Representatives of the airline industry met with officials from the CDC, Department of Health and Human Services, the Federal Aviation Administration and others on Monday to try to hash out the issue.
“We at least had the ability to have a conversation with CDC to explain the way that they’re trying to accomplish contact tracing is going to take 12 months or more to accomplish,” Pinkerton said.
Further, Pinkerton said she didn’t agree with the notion that DOT has failed to prepare for outbreaks.
“You have to have one agency that is the agency of authority with respect to the medical issues. In terms of transmissibility, mortality, in terms of the best prevention and mitigation, that’s not DOT’s expertise. That’s CDC’s expertise,” Pinkerton said. “So I think it is clearly the CDC’s responsibility to have plans in place."
That echoes the position DOT took in the 2015 report, where the agency argued that since it does not have public health expertise in-house, spearheading a national aviation preparedness plan should fall to another agency that does. However, in its recommendations, the report noted that while public health expertise is necessary, "DOT has primary responsibility in overseeing the aviation sector," including liaising with its international partners, and as such is "in the best position to work with its relevant stakeholders" to create one.
A DOT spokesperson said the agency "plays a supporting role" and has been coordinating daily with aviation stakeholders, foreign counterparts and lead federal agencies."
The airline lobby has solicited a proposal from the private sector to create a website where five data elements CDC needs can be collected, which Pinkerton said would cost about $1 million.
Airlines had requested Congress require HHS to create an online portal to send passenger information to the CDC, but that provision is not in the emergency coronavirus package which is moving toward a Wednesday vote on Capitol Hill, according to a person familiar with negotiations.
The CDC did not respond to a request for comment.
Sheldon Jacobson, a computer scientist who researches airport screening methods and who helped develop TSA’s PreCheck, said there was greater likelihood of people spreading the virus at airport checkpoints rather than on-board planes.

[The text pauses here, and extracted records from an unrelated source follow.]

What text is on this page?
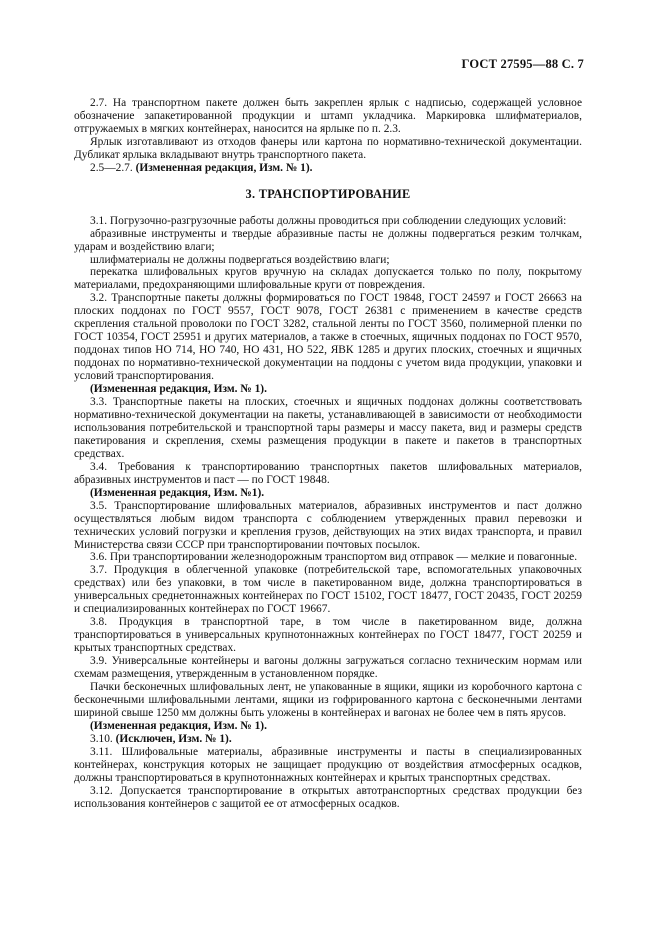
ГОСТ 27595—88 С. 7

2.7. На транспортном пакете должен быть закреплен ярлык с надписью, содержащей условное обозначение запакетированной продукции и штамп укладчика. Маркировка шлифматериалов, отгружаемых в мягких контейнерах, наносится на ярлыке по п. 2.3.

Ярлык изготавливают из отходов фанеры или картона по нормативно-технической документации. Дубликат ярлыка вкладывают внутрь транспортного пакета.

2.5—2.7. (Измененная редакция, Изм. № 1).

3. ТРАНСПОРТИРОВАНИЕ

3.1. Погрузочно-разгрузочные работы должны проводиться при соблюдении следующих условий:

абразивные инструменты и твердые абразивные пасты не должны подвергаться резким толчкам, ударам и воздействию влаги;

шлифматериалы не должны подвергаться воздействию влаги;

перекатка шлифовальных кругов вручную на складах допускается только по полу, покрытому материалами, предохраняющими шлифовальные круги от повреждения.

3.2. Транспортные пакеты должны формироваться по ГОСТ 19848, ГОСТ 24597 и ГОСТ 26663 на плоских поддонах по ГОСТ 9557, ГОСТ 9078, ГОСТ 26381 с применением в качестве средств скрепления стальной проволоки по ГОСТ 3282, стальной ленты по ГОСТ 3560, полимерной пленки по ГОСТ 10354, ГОСТ 25951 и других материалов, а также в стоечных, ящичных поддонах по ГОСТ 9570, поддонах типов НО 714, НО 740, НО 431, НО 522, ЯВК 1285 и других плоских, стоечных и ящичных поддонах по нормативно-технической документации на поддоны с учетом вида продукции, упаковки и условий транспортирования.

(Измененная редакция, Изм. № 1).

3.3. Транспортные пакеты на плоских, стоечных и ящичных поддонах должны соответствовать нормативно-технической документации на пакеты, устанавливающей в зависимости от необходимости использования потребительской и транспортной тары размеры и массу пакета, вид и размеры средств пакетирования и скрепления, схемы размещения продукции в пакете и пакетов в транспортных средствах.

3.4. Требования к транспортированию транспортных пакетов шлифовальных материалов, абразивных инструментов и паст — по ГОСТ 19848.

(Измененная редакция, Изм. №1).

3.5. Транспортирование шлифовальных материалов, абразивных инструментов и паст должно осуществляться любым видом транспорта с соблюдением утвержденных правил перевозки и технических условий погрузки и крепления грузов, действующих на этих видах транспорта, и правил Министерства связи СССР при транспортировании почтовых посылок.

3.6. При транспортировании железнодорожным транспортом вид отправок — мелкие и повагонные.

3.7. Продукция в облегченной упаковке (потребительской таре, вспомогательных упаковочных средствах) или без упаковки, в том числе в пакетированном виде, должна транспортироваться в универсальных среднетоннажных контейнерах по ГОСТ 15102, ГОСТ 18477, ГОСТ 20435, ГОСТ 20259 и специализированных контейнерах по ГОСТ 19667.

3.8. Продукция в транспортной таре, в том числе в пакетированном виде, должна транспортироваться в универсальных крупнотоннажных контейнерах по ГОСТ 18477, ГОСТ 20259 и крытых транспортных средствах.

3.9. Универсальные контейнеры и вагоны должны загружаться согласно техническим нормам или схемам размещения, утвержденным в установленном порядке.

Пачки бесконечных шлифовальных лент, не упакованные в ящики, ящики из коробочного картона с бесконечными шлифовальными лентами, ящики из гофрированного картона с бесконечными лентами шириной свыше 1250 мм должны быть уложены в контейнерах и вагонах не более чем в пять ярусов.

(Измененная редакция, Изм. № 1).

3.10. (Исключен, Изм. № 1).

3.11. Шлифовальные материалы, абразивные инструменты и пасты в специализированных контейнерах, конструкция которых не защищает продукцию от воздействия атмосферных осадков, должны транспортироваться в крупнотоннажных контейнерах и крытых транспортных средствах.

3.12. Допускается транспортирование в открытых автотранспортных средствах продукции без использования контейнеров с защитой ее от атмосферных осадков.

The checkpoints bring many more people in contact with each other and also exposes them to potentially contaminated surfaces such as bag bins and conveyor belts on scanning equipment, said Jacobson, who is a professor at the University of Illinois at Urbana-Champaign.
TSA Administrator David Pekoske said Tuesday that TSA screeners were taking precautions to reduce potential exposure to the coronavirus, including wearing surgical masks, using gloves and changing them frequently and also using hand sanitizer.
However, the challenge will be making sure those practices are consistent throughout U.S. airports, Jacobson said.
Sarah Ferris, Caitlin Emma and Stephanie Beasley contributed to this report.